Ia mengatakan, dengan adanya desentralisasi selama ini muncul kecenderungan pemerintah kabupaten/kota tidak memaksimalkan PAD dengan mengeluarkan berbagai Peraturan Daerah (Perda) yang tidak semuanya disetujui oleh Depdagri.
 
"Juga ada kecenderungan terjadinya fragmentasi pemerintah kota/kabupaten, khususnya dalam penataan ruang, pembangunan infrastruktur, dan pelayanan publik," ungkapnya.
 
Selain itu juga kecenderungan pergeseran disparitas kewilayahan dari Jakarta dan Jawa dengan daerah lainnya berubah menjadi antara daerah yang kaya akan sumber daya alam dengan yang miskin sumber daya alam.
 
Kerjasama antar pemerintah kota/kabupaten yang bertetangga dinilai semakin sukar dan bermasalah.

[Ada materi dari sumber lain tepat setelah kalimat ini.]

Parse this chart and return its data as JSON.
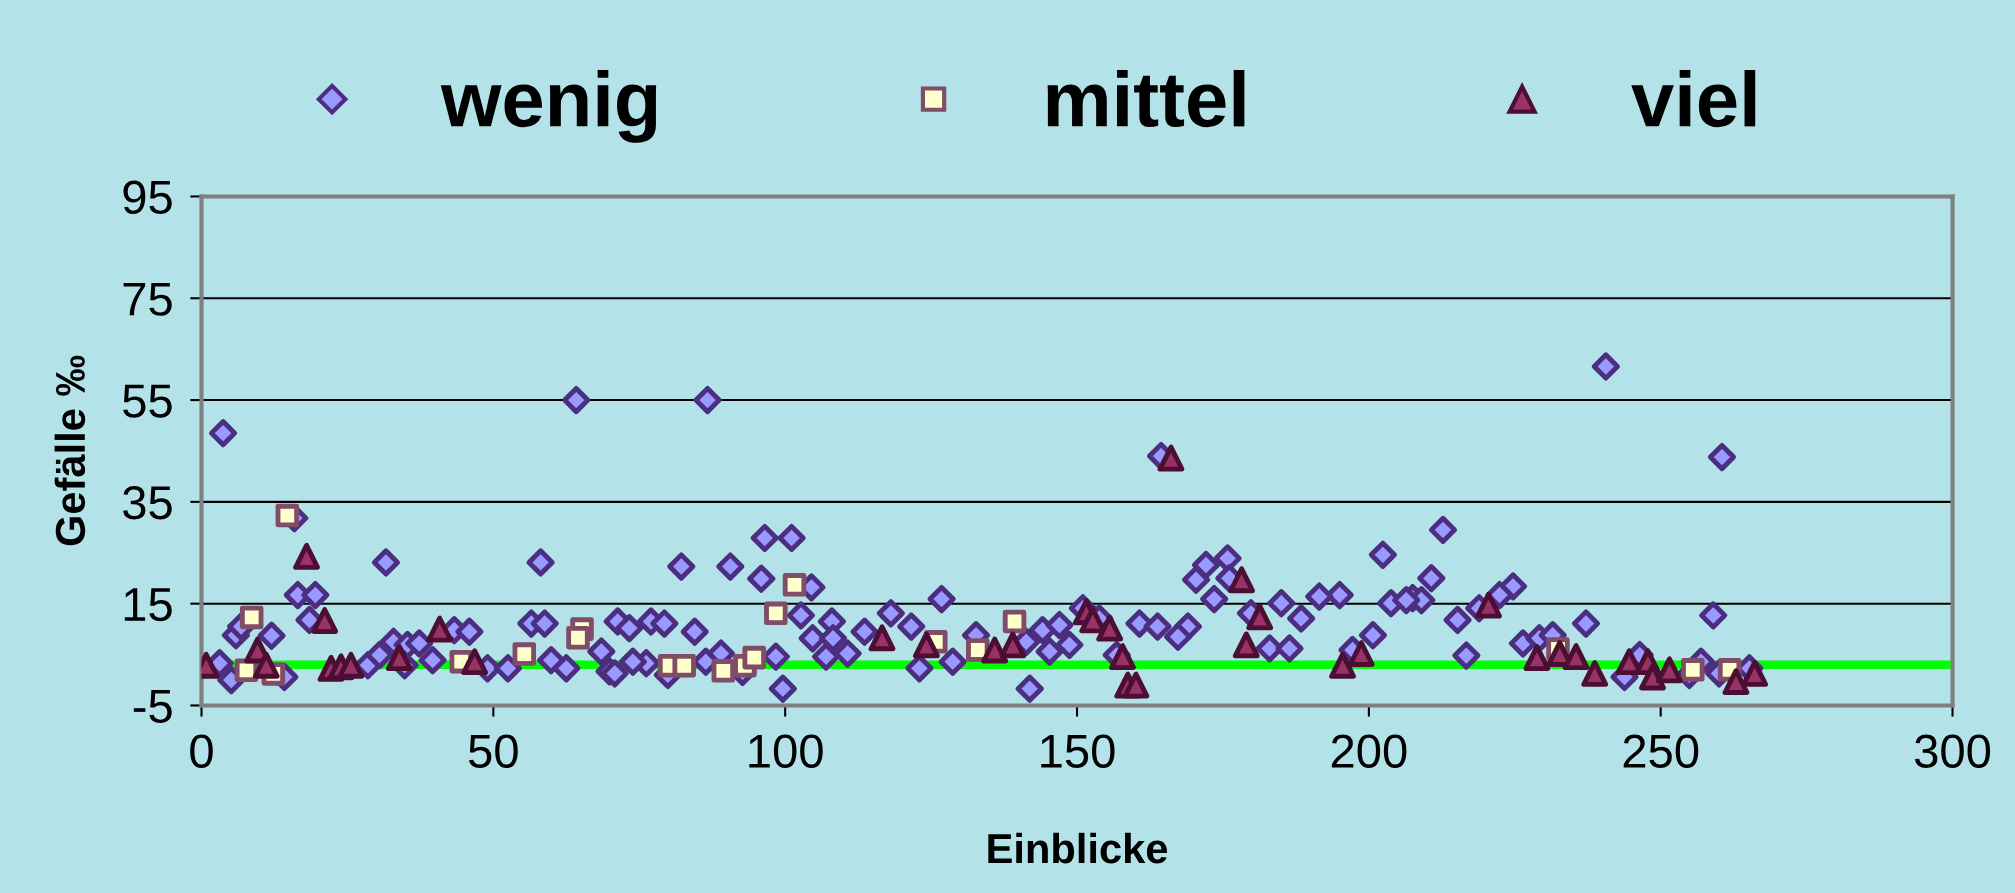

Padahal dalam era desentralisasi ini kehadirannya sangat diperlukan, karena pengembangan wilayah tidak dapat dilaksanakan secara optimal tanpa hal tersebut.
 
Maka dari itu, ia mengharapkan peran pemerintah provinsi bisa ditingkatkan dalam pemekaran wilayah dan hubungan antara pemerintah kota/kabupaten.
 
"Pemerintah provinsi bisa memfasilitasi terbentuknya kerjasama antar pemerintah kota/kabupaten, baik untuk hal yang terbatas ataupun pengembangan wilayah dan kota yang lebih luas," ujarnya.